DRL’s Horbaczewski prefers to compare drone racing to the Ultimate Fighting Championship, the leading mixed martial arts series. “The UFC took a sport that most people had had very little exposure to, and built a global audience for it,” he says. “You’ll see us doing a lot of the same things they did, which is, they created a lot of opportunities for people to engage with the sport outside of the actual competitions.”
To pull that off, DRL has raised $12 million in new funding and inked partnerships not just with ESPN, but also with Sky (Europe’s sports network), 7Sports (Australia), and ProSieben (digital sports programming in Germany) to show events, and with MGM Television and producer Mark Burnett to develop unscripted shows. “We want to create content that can live in different ecosystems,” Horbaczewski says. “That creates more on-ramps for people to engage with the sport.”
For ESPN, showing DRL’s entire 2016 season “lets us merge storytelling, technology and competition into compelling weekly content,” says director of programming Matt Volk, “that we believe will appeal to a growing audience.”
The audience had better grow for drone racing to stay on ESPN past November. DSA founder Scot Refsland told ESPN he wants to build “the Nascar of drone racing.” But comparisons to Nascar are a bit of a stretch, for now. There are crashes, but they are more often pilots driving into an object than midair drone-to-drone collisions; when there is a midair collision, there is nothing at stake beyond the wallets of the pilots. Horbaczewski frames that as a positive: “It doesn’t have the moral hazard associated with auto racing, where someone could be killed or hurt,” he says. But for some potential fans, that could be a turnoff.

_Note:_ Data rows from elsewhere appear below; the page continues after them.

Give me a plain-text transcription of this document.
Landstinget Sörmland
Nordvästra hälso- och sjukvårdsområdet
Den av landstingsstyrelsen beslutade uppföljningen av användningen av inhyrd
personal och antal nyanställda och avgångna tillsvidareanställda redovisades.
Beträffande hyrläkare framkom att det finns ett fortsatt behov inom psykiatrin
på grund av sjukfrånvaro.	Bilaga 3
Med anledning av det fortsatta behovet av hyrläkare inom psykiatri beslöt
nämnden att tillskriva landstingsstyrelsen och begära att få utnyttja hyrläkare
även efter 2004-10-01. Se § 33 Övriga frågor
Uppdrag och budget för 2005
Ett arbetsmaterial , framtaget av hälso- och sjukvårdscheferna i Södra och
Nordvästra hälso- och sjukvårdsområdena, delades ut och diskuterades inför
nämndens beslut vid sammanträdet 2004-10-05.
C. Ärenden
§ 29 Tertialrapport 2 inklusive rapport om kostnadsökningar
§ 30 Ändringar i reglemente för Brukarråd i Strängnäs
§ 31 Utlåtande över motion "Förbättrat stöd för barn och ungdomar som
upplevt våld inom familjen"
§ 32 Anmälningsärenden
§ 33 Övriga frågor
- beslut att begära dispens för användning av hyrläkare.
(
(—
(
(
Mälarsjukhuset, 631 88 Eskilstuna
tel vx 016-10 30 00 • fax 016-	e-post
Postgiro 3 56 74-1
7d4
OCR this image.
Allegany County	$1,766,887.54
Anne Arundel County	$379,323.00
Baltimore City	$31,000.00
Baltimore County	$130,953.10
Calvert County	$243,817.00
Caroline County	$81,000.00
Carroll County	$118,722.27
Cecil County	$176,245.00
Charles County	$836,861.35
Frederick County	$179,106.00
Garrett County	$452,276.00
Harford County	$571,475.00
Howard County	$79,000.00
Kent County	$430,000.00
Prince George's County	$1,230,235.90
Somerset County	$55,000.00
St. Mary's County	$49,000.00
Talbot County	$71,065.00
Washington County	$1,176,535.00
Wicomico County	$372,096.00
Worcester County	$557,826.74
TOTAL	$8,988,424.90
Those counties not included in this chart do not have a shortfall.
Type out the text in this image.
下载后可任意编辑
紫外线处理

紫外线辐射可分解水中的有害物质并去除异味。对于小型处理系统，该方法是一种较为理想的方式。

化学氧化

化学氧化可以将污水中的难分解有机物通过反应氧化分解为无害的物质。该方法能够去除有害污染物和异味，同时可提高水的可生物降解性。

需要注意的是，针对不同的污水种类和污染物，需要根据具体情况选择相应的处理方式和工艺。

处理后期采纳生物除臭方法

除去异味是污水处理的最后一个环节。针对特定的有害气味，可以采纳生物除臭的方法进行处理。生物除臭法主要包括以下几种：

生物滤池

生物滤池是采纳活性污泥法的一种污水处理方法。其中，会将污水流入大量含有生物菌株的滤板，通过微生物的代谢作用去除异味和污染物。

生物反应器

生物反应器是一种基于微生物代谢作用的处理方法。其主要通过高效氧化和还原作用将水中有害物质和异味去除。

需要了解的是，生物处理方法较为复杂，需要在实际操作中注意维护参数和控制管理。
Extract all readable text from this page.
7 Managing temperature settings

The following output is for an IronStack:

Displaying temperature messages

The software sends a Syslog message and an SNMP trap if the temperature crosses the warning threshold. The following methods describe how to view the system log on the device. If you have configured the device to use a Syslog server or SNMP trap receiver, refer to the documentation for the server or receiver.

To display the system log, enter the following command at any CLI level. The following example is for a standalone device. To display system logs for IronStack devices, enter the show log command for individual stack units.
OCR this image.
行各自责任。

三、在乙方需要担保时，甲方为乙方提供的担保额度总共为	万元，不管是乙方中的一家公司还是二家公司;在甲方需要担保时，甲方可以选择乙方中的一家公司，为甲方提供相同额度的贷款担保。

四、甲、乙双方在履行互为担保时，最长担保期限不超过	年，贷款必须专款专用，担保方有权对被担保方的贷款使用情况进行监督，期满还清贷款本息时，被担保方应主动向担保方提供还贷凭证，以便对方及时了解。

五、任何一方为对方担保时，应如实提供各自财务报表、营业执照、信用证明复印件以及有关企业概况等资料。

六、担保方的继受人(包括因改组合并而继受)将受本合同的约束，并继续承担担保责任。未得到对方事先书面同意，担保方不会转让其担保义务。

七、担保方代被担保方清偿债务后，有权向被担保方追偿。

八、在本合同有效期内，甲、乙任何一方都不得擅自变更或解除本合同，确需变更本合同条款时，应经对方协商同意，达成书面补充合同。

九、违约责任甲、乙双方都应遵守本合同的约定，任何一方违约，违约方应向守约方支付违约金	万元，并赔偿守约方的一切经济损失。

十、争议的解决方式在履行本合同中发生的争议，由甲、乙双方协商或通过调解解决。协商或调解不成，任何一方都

And it isn’t the case that anyone who enjoys flying drones will want to watch them race. Brandon Svitak, a sports television producer in Colorado, bought a drone last year and enjoys using it for photography, but doubts he will ever watch drone racing. “I understand the market for it,” he says, “but I have zero interest.”
Still, getting on ESPN is a big deal for drone racing. “To get on any kind of TV channel is awesome, but when you want to get the sport out to more people, you can’t get any bigger than ESPN,” says Crouch, who is eager for more people to learn about the hobby he loves.
Despite the myriad challenges to growing the audience, “I think we’ll get there. I just hope there aren’t too many bumps along the way.”